Hyperosmotic stress activates p65/RelB NFκB in cultured cardiomyocytes with dichotomic actions on caspase activation and cell death

NFκB is a participant in the process whereby cells adapt to stress. We have evaluated the activation of NFκB pathway by hyperosmotic stress in cultured cardiomyocytes and its role in the activation of caspase and cell death. Exposure of cultured rat cardiomyocytes to hyperosmotic conditions induced phosphorylation of IKKα/β as well as degradation of IκBα. All five members of the NFκB family were identified in cardiomyocytes. Analysis of the subcellular distribution of NFκB isoforms in response to hyperosmotic stress showed parallel migration of p65 and RelB from the cytosol to the nucleus.
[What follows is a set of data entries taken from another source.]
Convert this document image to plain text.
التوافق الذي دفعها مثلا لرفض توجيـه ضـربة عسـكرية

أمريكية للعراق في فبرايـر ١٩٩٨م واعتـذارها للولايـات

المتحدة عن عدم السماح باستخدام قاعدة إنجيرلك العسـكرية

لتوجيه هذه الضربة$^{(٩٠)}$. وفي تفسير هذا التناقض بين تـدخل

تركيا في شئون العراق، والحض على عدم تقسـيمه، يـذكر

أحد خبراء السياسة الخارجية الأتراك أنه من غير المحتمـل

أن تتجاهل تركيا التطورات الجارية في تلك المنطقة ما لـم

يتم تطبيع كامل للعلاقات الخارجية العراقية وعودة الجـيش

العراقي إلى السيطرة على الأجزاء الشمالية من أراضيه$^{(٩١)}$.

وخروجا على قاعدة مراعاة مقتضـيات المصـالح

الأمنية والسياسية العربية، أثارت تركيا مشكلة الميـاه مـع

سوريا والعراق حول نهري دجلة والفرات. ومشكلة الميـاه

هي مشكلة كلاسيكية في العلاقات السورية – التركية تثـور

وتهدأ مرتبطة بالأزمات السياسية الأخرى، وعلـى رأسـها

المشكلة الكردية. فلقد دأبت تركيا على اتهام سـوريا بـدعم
Measurement of the binding of NFκB to the consensus DNA κB-site binding by EMSA revealed an oscillatory profile with maximum binding 1, 2 and 6 h after initiation of the hyperosmotic stress. Supershift analysis revealed that p65 and RelB (but not p50, p52 or cRel) were involved in the binding of NFκB to DNA. Hyperosmotic stress also resulted in activation of the NFκB-lux reporter gene, transient activation of caspases 9 and 3 and phosphatidylserine externalization. The effect on cell viability was not prevented by ZVAD (a general caspase inhibitor). Blockade of NFκB with AdIκBα, an IκBα dominant negative overexpressing adenovirus, prevented activation of caspase 9 (more than that caspase 3) but did not affect cell death in hyperosmotically stressed cardiomyocytes. We conclude that hyperosmotic stress activates p65 and RelB NFκB isoforms and NFκB mediates caspase 9 activation in cardiomyocytes. However cell death triggered by hyperosmotic stress was caspase- and NFκB-independent.